Four different phases of development are currently underway on the site, which employs about 50 people directly and hundreds more indirectly. The area is a 24-hour beehive of activity, with rail cars and trucks constantly coming and going.

The Phase I rail yard can now store a minimum of 234 rail cars. Phase II features what Jones calls “the most state-of-the-art propane terminal in Canada,” with room for more than 200 cars transloading fuels for shipment to gas stations and other facilities across the country. 

Phase III is all about assisting U.K.-based fuel giant Greenergy with its fuel services. All are still growing, and Phase IV ​– reserved for a new client that Jones cannot name yet ​– is just getting up and running, with that part of the site being cleared and prepped for more rail lines and facilities for the new customer.
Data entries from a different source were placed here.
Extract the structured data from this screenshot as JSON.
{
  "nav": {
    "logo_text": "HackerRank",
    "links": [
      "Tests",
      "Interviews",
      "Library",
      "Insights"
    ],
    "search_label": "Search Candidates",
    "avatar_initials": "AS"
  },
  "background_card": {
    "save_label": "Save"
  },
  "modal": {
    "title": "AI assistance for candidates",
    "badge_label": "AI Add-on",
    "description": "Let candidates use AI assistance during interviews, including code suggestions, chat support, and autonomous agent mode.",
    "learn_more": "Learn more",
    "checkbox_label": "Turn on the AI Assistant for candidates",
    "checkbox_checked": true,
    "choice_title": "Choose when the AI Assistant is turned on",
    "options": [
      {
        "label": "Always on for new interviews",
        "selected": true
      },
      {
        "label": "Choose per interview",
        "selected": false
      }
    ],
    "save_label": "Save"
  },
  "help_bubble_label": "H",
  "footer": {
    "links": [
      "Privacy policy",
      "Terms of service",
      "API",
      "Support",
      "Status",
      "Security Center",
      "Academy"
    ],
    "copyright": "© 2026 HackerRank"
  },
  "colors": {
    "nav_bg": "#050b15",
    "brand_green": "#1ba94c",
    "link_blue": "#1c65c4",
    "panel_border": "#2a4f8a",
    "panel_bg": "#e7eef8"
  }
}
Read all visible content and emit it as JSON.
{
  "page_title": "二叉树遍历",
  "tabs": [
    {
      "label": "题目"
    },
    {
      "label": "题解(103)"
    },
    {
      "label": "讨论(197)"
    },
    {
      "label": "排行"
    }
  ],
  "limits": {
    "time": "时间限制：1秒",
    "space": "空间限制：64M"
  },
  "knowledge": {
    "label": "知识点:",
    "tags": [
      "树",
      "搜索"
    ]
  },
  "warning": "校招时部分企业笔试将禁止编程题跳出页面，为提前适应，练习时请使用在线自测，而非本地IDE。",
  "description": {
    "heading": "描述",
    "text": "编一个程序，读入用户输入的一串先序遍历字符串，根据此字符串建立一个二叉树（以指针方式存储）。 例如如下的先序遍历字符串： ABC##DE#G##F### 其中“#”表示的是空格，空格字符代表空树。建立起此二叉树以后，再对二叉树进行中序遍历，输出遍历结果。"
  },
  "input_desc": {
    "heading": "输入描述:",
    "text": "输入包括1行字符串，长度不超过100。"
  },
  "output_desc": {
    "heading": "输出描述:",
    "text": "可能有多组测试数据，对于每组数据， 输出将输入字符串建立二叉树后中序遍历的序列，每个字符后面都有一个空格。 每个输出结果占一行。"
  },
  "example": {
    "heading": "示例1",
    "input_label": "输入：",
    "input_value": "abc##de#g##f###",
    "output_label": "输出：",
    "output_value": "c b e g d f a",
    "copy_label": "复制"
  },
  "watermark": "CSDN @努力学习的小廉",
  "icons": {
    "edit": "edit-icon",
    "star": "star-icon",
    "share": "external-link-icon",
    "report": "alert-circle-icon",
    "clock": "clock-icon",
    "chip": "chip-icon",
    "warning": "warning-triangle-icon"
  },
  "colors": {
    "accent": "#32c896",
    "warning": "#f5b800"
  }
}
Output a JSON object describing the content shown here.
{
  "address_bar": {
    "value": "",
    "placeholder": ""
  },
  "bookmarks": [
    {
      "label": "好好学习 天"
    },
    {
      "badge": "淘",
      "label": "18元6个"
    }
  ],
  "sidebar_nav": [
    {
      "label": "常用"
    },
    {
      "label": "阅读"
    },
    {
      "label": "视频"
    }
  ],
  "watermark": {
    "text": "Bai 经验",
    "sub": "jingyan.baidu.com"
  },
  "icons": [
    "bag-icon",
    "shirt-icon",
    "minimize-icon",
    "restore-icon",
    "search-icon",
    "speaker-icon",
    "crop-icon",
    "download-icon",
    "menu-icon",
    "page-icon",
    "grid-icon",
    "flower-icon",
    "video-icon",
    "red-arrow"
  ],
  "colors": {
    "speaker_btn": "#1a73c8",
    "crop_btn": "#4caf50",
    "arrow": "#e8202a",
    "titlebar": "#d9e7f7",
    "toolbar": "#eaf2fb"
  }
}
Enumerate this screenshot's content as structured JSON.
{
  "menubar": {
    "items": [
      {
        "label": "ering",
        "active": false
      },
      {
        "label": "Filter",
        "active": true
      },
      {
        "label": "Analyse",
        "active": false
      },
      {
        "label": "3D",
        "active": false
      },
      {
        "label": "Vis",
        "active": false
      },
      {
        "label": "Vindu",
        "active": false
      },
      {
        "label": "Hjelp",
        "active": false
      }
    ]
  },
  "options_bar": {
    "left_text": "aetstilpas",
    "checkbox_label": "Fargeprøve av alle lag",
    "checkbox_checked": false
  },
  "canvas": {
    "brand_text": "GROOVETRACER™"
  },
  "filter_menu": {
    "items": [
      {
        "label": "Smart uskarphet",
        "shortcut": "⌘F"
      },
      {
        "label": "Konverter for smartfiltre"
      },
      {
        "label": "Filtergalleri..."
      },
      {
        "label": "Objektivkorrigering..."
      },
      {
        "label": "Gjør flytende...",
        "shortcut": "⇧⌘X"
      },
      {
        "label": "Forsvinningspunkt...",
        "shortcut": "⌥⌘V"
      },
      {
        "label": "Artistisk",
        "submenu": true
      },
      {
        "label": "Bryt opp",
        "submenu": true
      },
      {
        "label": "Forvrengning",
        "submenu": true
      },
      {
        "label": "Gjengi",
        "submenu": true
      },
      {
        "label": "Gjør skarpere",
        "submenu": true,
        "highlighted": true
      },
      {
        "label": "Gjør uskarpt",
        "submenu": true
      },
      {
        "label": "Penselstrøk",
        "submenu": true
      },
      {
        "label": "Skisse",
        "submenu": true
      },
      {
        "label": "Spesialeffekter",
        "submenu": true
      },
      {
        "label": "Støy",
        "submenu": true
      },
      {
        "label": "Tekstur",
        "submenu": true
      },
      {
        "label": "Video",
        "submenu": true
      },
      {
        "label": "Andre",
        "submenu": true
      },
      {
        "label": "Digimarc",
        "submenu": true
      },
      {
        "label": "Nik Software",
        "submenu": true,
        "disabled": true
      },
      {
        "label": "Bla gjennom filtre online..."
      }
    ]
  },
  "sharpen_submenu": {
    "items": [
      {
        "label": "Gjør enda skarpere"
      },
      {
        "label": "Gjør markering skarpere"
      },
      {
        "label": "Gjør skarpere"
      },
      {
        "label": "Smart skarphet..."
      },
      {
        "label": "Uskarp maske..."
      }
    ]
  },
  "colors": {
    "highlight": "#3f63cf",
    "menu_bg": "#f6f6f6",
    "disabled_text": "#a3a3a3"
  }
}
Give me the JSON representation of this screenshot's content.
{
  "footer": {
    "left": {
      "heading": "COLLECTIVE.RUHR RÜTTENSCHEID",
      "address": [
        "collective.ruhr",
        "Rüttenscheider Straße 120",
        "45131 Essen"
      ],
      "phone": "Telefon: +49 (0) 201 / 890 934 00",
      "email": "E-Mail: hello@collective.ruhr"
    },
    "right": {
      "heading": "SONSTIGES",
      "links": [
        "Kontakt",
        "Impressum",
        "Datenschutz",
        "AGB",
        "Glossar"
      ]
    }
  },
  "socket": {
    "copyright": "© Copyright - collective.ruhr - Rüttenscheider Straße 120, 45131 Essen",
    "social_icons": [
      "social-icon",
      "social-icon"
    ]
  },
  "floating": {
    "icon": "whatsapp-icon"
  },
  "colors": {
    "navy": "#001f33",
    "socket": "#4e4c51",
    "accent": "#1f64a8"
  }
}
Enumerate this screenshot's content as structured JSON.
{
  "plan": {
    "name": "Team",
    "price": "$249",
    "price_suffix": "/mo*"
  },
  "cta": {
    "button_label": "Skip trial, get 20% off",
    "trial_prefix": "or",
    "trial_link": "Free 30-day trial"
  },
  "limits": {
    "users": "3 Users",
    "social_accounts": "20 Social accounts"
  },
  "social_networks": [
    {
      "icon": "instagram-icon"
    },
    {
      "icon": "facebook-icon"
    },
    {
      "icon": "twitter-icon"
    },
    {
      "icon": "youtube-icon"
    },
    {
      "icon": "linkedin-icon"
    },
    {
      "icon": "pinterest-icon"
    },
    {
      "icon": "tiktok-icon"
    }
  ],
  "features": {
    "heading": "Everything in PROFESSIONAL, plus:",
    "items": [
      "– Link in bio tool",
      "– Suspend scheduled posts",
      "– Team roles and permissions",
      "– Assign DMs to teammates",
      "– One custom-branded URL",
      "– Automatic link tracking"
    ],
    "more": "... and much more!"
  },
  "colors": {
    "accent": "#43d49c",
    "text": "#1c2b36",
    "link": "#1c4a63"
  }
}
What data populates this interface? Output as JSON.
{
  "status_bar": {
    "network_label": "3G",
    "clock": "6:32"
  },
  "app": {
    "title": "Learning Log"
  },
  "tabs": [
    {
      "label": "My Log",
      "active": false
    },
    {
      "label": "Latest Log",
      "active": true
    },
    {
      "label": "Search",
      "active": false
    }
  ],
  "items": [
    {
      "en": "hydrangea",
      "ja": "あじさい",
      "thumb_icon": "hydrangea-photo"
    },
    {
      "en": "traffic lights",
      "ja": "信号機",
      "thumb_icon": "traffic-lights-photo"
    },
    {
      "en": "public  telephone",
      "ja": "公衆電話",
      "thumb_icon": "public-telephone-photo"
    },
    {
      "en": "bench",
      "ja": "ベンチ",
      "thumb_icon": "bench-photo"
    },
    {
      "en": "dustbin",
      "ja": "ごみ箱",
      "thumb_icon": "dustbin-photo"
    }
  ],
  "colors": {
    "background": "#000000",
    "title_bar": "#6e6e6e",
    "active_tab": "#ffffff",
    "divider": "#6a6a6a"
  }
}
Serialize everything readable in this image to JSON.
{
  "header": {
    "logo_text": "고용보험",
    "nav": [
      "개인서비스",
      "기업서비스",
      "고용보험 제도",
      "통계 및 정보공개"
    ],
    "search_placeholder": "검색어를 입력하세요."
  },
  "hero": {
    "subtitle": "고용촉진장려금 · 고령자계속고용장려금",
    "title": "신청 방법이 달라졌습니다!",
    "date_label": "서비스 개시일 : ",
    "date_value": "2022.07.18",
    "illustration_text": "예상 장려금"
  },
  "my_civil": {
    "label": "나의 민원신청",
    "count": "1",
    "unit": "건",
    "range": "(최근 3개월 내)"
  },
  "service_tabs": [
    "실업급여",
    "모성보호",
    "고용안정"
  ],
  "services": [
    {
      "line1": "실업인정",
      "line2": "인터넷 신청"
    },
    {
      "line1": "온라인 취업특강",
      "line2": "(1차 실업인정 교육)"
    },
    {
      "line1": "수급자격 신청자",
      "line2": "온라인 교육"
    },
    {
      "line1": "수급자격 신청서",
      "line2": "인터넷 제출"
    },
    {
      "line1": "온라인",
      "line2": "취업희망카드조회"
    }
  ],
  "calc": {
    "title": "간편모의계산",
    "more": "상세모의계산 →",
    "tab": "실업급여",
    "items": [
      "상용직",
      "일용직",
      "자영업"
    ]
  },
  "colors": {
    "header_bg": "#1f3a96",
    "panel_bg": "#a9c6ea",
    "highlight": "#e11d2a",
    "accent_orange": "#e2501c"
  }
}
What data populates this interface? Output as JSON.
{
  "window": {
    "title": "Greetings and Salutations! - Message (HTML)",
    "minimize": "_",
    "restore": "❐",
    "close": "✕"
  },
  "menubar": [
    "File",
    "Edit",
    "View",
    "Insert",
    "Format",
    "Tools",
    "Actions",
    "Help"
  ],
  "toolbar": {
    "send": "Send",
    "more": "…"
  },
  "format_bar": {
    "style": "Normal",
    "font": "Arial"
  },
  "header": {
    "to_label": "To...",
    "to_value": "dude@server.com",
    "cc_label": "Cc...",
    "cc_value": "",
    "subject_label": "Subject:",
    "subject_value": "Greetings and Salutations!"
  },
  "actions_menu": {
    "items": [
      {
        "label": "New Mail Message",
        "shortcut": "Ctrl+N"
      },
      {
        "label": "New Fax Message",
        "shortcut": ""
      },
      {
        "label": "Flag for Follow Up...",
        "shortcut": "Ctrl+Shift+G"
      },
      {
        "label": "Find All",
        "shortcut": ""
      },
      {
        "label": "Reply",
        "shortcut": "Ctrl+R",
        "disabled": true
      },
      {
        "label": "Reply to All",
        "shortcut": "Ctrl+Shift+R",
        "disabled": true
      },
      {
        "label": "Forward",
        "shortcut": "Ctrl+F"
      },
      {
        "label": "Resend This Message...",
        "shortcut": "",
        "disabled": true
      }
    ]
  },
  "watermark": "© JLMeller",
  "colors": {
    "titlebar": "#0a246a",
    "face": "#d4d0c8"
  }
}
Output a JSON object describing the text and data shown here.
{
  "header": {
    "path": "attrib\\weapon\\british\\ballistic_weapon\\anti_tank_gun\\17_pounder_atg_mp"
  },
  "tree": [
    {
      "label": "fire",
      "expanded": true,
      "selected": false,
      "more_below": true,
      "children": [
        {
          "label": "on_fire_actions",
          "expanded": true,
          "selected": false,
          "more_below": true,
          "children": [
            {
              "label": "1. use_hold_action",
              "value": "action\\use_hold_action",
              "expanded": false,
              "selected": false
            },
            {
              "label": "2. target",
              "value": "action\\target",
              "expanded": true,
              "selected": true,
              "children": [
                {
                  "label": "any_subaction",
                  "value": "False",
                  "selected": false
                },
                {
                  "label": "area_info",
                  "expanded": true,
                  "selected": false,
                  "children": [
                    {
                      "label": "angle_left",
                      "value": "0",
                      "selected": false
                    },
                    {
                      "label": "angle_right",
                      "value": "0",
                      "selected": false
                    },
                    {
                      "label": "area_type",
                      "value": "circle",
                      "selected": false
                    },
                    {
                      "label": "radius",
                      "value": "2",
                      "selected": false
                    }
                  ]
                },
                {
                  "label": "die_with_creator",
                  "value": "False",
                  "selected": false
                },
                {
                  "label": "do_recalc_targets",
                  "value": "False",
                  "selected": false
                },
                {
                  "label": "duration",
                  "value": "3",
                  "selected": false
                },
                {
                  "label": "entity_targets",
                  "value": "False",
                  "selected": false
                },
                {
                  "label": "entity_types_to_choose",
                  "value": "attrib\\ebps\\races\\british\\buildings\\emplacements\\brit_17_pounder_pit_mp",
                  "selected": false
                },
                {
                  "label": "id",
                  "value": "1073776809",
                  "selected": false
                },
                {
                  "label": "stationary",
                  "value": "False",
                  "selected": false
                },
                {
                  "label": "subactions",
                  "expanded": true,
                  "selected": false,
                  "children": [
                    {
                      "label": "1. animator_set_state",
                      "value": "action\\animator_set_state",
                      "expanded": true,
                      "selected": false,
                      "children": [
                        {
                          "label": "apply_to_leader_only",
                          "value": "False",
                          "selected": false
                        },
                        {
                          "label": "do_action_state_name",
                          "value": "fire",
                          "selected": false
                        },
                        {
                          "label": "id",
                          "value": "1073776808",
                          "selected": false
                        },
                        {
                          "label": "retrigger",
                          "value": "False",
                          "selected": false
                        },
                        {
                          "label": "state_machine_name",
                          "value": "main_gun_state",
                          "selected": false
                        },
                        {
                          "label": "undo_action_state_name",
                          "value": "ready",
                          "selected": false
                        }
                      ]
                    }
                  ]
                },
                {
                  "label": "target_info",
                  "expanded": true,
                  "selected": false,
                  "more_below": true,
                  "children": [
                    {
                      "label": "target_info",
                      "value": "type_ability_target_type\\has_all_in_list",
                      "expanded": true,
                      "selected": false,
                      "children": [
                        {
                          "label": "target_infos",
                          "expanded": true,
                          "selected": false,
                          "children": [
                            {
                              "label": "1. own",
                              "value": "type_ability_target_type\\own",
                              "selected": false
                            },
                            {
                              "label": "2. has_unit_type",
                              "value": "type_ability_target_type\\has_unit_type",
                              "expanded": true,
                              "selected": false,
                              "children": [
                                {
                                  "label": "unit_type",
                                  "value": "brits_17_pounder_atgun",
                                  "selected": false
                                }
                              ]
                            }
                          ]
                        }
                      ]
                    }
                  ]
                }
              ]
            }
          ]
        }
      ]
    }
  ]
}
CREWS is an operational ally of just about all of its neighbours in eastern Ontario. The firms that Jones can name include Air Liquide, BASF Cornwall, Ingredion, Greenfield Canada, Kriska and Next Polymers, which ship hundreds of millions of dollars of product in and out of the Johnstown facilities every year.

And, of course, another client is the Canadian Forces. Jones still chuckles about what happened when troops “occupied” the area in April. Security concerns mean that he has to keep a tight lid on the specifics of the incident, although he does “look forward to assisting the Canadian Forces in the future when they need to move more equipment from Petawawa to Alberta to the Port of Montreal for destinations overseas.”

Railways ‘underutilized’

CREWS

All of this has been made possible by Jones’s commitment to rail shipping. He is a true believer when it comes to trains, to the point of proudly showing off the main locomotive used at the Johnstown site. 

Not only is Jones committed to proving that railways can provide quick and cost-effective shipping for industry, he is also an advocate for how environmentally friendly trains are for transporting goods compared with tractor-trailers.

“The Montreal-Toronto rail corridor may be the busiest in North America, but railways are still underutilized around the continent overall,” says Jones. “This represents a huge opportunity for railway shipping that offers environmental efficiencies and economic advantages. Shipping by rail produces far fewer emissions than by truck. To be environmentally aware and to not use rail wherever and whenever possible is absolutely irresponsible today.”

Judging by how busy Jones’s operations are in Johnstown, he isn’t the only one to believe in the power of rail. The expansions will soon allow for hundreds of more rail cars on the site, while transloading numbers will shortly hit more than 20,000 truckloads per year.

Jones is also working on the development of additional sites across Ontario, Quebec and the United States as well as focusing on new locations in eastern Ontario.

So while it may have taken a literal army for the region to notice Jones and his budding railroad empire, the secret is now out for good on both this booming industry and how much rail has to offer the local economy.